German president to mark Brandt's Warsaw kneeling
Germany's president said Wednesday he will mark in Poland next month the 40th anniversary of former chancellor Willy Brandt's historic kneeling before a monument to victims of the Warsaw Ghetto.
"Completing our reconciliation with Poland remains an historic task that I am personally commited to," Christian Wulff said at celebrations marking the 30th birthday of the German-Polish Institute in Darmstadt, western Germany.
On a grey winter morning on December 7, 1970, Brandt spontaneously fell to his knees on the wet ground before the memorial and joined his hands as if to implore pardon, creating an iconic image of post-war reconciliation.
On April 19, 1943, the Nazis began liquidating the Warsaw Ghetto, where just 60,000 people remained after the vast majority of the 450,000 imprisoned there had died of hunger or disease or had already been sent to death camps.

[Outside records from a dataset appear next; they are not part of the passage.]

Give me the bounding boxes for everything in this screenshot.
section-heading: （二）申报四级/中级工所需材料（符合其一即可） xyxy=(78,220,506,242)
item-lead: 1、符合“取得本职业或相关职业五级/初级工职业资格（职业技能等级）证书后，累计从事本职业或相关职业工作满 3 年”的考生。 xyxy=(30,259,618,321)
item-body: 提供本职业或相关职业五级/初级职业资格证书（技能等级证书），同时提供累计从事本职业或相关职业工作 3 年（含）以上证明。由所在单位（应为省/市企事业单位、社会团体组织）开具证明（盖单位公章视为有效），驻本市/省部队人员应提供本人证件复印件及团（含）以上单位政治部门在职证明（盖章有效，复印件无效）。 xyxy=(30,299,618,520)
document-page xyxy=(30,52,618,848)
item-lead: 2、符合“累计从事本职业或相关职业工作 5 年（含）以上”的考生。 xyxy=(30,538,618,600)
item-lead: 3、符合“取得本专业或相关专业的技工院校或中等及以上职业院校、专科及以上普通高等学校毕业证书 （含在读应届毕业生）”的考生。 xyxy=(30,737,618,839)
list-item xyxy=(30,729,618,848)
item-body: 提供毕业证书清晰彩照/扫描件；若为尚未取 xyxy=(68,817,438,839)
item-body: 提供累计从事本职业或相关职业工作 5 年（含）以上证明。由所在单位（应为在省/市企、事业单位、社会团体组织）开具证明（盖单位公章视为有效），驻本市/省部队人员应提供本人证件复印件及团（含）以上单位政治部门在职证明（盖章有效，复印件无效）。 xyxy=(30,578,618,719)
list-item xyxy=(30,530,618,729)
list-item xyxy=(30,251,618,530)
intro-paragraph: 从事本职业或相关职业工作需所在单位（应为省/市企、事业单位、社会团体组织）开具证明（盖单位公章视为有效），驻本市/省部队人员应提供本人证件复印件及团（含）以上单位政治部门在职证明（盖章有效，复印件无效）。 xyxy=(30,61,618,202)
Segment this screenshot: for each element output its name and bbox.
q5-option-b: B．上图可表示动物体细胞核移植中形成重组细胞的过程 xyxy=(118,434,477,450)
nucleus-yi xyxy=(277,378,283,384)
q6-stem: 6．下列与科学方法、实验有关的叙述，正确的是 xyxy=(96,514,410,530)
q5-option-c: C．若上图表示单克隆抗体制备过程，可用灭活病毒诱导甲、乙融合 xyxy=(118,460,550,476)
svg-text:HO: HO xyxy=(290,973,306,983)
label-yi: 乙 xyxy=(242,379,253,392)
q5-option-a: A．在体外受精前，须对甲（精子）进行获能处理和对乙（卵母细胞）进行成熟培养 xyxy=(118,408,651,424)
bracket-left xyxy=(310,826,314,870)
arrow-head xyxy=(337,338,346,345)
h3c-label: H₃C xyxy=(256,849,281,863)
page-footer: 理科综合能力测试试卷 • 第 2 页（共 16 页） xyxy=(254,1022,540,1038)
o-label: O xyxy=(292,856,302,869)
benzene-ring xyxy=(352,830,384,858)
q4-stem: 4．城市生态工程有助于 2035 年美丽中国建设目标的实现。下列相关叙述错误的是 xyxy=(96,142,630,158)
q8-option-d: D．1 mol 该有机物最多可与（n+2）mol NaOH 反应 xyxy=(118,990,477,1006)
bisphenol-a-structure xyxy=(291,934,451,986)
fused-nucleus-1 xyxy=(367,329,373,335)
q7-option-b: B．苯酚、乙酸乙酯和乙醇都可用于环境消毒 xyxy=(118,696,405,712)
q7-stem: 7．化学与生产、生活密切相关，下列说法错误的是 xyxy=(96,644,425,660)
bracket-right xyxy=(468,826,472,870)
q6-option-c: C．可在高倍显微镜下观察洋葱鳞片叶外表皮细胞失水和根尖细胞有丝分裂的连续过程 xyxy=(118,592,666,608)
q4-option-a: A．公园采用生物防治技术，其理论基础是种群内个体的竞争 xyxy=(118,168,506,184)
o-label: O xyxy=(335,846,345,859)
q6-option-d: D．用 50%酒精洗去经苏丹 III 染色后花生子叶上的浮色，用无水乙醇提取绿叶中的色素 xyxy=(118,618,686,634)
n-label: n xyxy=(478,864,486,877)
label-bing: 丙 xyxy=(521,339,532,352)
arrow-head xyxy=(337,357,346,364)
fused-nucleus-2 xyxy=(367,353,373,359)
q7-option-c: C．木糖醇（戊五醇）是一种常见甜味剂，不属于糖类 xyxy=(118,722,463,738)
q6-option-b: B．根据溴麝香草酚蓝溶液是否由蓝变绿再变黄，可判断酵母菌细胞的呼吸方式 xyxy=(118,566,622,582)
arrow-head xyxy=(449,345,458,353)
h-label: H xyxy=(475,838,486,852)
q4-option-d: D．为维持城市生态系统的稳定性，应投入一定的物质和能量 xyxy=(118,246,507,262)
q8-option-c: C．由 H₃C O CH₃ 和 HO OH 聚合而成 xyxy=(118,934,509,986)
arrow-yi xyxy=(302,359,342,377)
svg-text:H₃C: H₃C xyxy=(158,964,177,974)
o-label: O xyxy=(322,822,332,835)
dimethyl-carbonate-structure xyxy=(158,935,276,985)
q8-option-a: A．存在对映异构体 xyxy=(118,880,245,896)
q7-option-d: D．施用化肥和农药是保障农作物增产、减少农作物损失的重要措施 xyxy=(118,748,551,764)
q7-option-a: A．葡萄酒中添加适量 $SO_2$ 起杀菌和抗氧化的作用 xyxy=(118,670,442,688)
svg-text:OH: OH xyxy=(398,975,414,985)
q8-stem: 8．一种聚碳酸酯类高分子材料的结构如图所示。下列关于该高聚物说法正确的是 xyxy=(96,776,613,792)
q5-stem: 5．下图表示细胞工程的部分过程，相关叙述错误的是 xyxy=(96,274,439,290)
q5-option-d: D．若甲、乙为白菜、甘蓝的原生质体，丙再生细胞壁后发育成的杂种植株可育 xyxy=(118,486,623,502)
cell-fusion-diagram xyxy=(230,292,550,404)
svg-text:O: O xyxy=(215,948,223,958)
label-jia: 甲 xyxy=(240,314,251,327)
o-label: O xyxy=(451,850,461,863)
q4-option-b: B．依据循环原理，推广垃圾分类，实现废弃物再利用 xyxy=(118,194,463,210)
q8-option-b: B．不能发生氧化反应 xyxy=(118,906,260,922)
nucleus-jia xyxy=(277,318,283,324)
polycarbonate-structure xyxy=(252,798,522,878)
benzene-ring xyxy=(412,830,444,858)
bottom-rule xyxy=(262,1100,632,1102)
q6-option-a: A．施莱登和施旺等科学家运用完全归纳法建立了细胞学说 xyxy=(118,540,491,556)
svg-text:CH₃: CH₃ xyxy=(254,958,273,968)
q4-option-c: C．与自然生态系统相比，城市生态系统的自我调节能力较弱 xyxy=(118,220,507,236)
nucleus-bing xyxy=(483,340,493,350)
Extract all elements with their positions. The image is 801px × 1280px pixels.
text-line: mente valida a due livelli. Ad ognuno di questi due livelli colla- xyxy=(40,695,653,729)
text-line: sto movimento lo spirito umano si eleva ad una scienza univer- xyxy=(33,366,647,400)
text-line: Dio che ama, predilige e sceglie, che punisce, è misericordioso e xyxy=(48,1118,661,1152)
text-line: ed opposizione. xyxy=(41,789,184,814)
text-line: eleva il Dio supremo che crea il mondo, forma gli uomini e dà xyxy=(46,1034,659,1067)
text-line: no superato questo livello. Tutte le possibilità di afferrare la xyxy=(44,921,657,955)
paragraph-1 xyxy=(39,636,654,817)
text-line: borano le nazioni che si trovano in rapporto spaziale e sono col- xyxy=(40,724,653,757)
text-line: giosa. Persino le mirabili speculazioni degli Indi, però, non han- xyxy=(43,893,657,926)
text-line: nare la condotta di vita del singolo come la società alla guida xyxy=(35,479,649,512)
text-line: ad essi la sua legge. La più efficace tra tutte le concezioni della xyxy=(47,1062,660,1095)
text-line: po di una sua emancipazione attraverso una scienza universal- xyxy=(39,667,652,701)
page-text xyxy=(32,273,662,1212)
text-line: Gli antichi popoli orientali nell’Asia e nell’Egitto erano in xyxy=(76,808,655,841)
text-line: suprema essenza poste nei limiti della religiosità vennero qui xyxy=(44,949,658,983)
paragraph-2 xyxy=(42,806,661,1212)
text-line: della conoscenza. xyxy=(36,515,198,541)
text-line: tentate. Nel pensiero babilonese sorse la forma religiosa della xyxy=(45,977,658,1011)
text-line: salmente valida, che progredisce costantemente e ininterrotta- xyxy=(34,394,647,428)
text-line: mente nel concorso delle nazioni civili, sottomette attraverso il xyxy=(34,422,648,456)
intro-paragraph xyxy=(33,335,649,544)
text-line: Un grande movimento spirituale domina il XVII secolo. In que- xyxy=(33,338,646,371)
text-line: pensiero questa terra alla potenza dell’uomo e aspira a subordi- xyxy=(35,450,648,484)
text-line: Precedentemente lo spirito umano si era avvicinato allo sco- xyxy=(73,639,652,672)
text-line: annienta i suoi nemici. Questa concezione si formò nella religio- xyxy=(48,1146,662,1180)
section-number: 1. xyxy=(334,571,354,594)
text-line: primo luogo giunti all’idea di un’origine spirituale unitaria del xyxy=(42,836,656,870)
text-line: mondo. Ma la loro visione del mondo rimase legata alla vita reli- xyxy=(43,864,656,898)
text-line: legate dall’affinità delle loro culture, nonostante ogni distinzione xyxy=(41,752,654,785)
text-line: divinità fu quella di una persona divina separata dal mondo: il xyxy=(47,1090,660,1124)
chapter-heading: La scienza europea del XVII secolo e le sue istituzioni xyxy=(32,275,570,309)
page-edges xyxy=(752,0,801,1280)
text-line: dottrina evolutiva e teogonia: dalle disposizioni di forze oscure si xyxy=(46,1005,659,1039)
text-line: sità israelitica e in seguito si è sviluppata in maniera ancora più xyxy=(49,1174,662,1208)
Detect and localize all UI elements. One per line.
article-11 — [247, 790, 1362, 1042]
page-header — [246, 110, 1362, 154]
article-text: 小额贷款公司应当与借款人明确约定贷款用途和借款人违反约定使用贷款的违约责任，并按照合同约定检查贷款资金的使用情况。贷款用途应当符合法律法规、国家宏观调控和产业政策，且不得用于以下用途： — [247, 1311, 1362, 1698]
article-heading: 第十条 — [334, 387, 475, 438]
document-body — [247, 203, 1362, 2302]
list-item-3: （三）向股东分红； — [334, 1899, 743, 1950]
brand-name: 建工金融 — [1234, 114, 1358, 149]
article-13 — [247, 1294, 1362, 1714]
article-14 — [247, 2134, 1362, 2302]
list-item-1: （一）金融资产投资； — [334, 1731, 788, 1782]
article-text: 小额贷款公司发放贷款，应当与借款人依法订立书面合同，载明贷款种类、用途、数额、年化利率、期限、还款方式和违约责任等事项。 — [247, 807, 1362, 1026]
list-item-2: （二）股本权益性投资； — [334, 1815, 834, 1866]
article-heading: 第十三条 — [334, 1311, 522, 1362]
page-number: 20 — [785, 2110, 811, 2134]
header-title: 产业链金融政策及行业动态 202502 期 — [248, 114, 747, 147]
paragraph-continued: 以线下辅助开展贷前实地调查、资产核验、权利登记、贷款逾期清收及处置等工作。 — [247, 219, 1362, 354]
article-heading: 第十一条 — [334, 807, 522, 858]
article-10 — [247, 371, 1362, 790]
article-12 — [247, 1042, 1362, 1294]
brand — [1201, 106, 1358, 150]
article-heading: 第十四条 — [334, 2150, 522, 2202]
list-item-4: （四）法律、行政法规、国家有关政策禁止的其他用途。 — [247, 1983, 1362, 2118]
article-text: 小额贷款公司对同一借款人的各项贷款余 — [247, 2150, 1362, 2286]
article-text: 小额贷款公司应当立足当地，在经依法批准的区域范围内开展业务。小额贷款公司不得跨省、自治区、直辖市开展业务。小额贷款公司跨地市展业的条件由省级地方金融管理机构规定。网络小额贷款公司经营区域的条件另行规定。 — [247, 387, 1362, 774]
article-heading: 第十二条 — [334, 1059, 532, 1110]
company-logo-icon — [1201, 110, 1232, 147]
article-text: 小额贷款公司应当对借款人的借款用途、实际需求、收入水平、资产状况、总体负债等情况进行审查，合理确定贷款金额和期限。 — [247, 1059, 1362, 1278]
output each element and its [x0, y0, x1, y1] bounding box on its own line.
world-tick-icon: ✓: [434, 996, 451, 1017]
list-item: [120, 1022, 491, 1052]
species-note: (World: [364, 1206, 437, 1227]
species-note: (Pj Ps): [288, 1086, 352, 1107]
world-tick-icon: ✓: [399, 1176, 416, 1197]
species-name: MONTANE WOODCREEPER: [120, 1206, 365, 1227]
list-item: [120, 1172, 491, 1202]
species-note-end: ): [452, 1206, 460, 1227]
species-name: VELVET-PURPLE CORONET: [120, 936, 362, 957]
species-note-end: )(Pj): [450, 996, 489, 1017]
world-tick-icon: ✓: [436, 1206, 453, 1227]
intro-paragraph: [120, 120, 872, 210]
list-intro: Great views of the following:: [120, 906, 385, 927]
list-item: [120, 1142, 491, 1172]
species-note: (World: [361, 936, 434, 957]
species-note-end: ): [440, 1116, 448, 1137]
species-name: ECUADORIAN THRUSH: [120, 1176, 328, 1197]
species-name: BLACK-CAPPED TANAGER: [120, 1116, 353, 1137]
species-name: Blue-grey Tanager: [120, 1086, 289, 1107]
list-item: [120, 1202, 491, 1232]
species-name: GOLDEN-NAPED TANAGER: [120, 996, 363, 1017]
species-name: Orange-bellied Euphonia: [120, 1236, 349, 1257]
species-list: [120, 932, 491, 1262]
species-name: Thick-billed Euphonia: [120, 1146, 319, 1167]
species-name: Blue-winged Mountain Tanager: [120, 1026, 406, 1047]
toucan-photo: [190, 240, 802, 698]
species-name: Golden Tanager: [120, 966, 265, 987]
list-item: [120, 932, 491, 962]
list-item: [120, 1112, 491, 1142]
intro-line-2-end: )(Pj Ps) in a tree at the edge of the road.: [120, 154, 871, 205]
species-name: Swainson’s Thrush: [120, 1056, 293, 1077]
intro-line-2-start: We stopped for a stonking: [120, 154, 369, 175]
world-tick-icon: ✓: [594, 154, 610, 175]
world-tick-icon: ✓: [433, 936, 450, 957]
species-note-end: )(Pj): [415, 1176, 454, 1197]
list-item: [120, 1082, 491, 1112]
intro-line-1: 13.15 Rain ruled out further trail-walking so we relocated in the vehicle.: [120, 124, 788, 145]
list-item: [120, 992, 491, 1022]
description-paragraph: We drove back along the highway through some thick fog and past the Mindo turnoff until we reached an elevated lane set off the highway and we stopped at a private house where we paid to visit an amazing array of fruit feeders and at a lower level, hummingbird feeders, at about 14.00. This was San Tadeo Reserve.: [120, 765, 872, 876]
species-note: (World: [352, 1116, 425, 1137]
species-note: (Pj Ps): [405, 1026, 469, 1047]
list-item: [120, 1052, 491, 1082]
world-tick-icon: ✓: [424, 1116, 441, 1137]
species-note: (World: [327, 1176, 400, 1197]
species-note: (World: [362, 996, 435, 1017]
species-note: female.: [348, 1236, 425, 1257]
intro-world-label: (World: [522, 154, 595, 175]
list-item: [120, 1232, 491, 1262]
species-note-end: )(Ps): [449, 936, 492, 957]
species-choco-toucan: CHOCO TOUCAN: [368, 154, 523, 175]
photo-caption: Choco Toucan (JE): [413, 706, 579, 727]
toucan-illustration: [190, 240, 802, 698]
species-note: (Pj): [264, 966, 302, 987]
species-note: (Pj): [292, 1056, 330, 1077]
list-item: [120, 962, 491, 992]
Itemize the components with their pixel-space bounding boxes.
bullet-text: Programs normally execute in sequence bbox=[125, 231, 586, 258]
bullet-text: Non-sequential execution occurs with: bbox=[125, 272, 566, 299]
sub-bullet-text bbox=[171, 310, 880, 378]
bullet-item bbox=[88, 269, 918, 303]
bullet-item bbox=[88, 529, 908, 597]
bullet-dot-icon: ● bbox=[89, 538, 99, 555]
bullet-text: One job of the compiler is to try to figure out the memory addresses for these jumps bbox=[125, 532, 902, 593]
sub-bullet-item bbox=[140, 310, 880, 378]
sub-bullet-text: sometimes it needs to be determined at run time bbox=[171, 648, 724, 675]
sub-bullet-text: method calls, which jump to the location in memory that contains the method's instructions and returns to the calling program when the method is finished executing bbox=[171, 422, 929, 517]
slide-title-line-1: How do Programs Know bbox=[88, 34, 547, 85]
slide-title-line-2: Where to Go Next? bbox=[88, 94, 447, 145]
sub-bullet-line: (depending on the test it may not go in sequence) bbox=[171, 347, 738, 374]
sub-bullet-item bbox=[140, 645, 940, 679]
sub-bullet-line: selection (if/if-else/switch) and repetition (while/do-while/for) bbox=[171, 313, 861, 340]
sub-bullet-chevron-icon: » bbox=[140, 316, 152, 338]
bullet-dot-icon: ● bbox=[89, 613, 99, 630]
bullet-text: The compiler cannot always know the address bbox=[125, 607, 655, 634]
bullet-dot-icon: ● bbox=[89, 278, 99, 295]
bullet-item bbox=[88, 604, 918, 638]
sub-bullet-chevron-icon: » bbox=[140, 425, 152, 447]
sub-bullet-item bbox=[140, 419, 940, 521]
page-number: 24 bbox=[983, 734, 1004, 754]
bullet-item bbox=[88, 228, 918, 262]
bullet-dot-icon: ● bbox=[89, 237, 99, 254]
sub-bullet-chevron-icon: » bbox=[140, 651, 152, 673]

Hundreds of poorly armed Jewish paramilitaries in the Ghetto then rose up, in Europe's first urban revolt against the Nazis, but after several weeks the Germans regained control and burned the area to the ground.
An imposing monument was inaugurated in 1948 at the site of the last stand of those who were unable to escape. Former German chancellor Gerhard Schroeder attended the 30th anniversary of Brandt's gesture in 2000.
Pre-war Poland was considered Europe's Jewish heartland. It had a thriving Jewish community of some 3.2 million, or around 10 percent of the country's total population.